I went to the Cub game last night with my family. It started out as a good game. Carlos Zambrano throwing for the Cubbies and Tim Hudson for the Braves. There was a double no-hitter through the first three innings. But then Zambrano gave up a couple runs. The Cubs got ‘em back though, tying the game at two until Kerry Wood gave up a two-run homer to Larry “Chipper” Jones. His second of the game. So the Cubs lost 4-2.

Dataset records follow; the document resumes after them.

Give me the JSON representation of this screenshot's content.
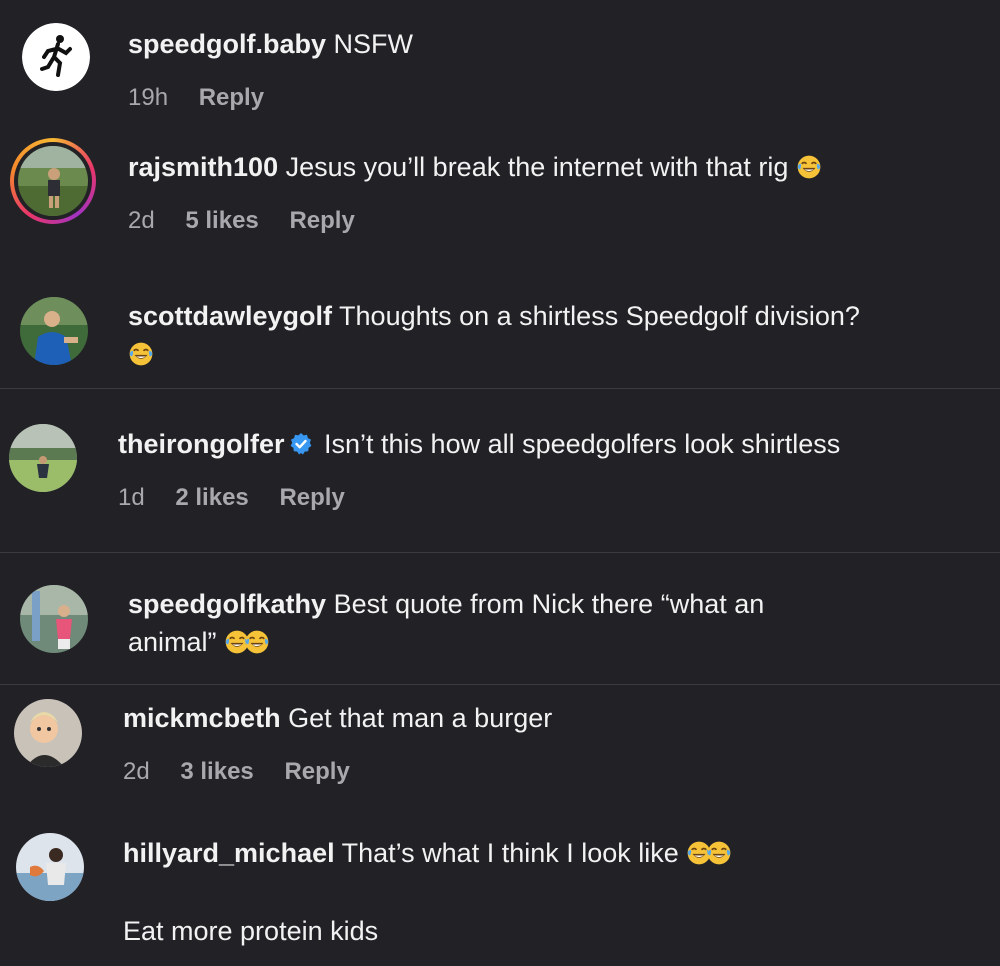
{
  "comments": [
    {
      "username": "speedgolf.baby",
      "text": "NSFW",
      "time": "19h",
      "likes": "",
      "reply": "Reply"
    },
    {
      "username": "rajsmith100",
      "text": "Jesus you’ll break the internet with that rig",
      "time": "2d",
      "likes": "5 likes",
      "reply": "Reply"
    },
    {
      "username": "scottdawleygolf",
      "text": "Thoughts on a shirtless Speedgolf division?",
      "time": "",
      "likes": "",
      "reply": ""
    },
    {
      "username": "theirongolfer",
      "text": "Isn’t this how all speedgolfers look shirtless",
      "time": "1d",
      "likes": "2 likes",
      "reply": "Reply"
    },
    {
      "username": "speedgolfkathy",
      "text": "Best quote from Nick there “what an",
      "text2": "animal”",
      "time": "",
      "likes": "",
      "reply": ""
    },
    {
      "username": "mickmcbeth",
      "text": "Get that man a burger",
      "time": "2d",
      "likes": "3 likes",
      "reply": "Reply"
    },
    {
      "username": "hillyard_michael",
      "text": "That’s what I think I look like",
      "text2": "Eat more protein kids",
      "time": "",
      "likes": "",
      "reply": ""
    }
  ],
  "colors": {
    "background": "#212126",
    "text": "#f2f2f2",
    "meta": "#a8a8ad",
    "verified": "#3897f0"
  },
  "icons": {
    "emoji": "face-with-tears-of-joy-icon",
    "verified": "verified-badge-icon",
    "runner": "runner-logo-icon"
  }
}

But the best part of the game was the fact that the Cubs were giving away limited edition Greg Maddux 300th win commemorative baseball gloves. I think they were giving away 300 of them. (See the connection? 300 wins for Maddux. 300 gloves. Clever, eh?) As you enter the ballpark an usher hands you a scratch card which tells you if you’re one of the lucky winners or not. I was not. None of us in our family were. We all scratched off losing cards.

BUT…there are a few second chance drawings that take place thoughout the game. Each card has a number on it and between certain innings they’ll have a drawing for another mitt. Unbelievably, my mom won. I can’t say I really remember ever seeing my mom don a baseball mitt, but you woulda thought she was Ozzie Smith once she went to pick up her winnings. It’s a shame a foul ball didn’t come our way, I’m pretty sure she woulda dove over several rows in order to get her new leather on that ball.

So I’m pretty sure she’s gonna make my dad go out and play catch with her now. Put some extra padding in your glove dad, Mom can bring the heat. Not to mention the two-and-half foot break she has on that curve.

I’m pretty sure if she’d come in to pitch in the eighth inning instead of Kerry Wood, Chipper Jones wouldn’t have put one in the seats.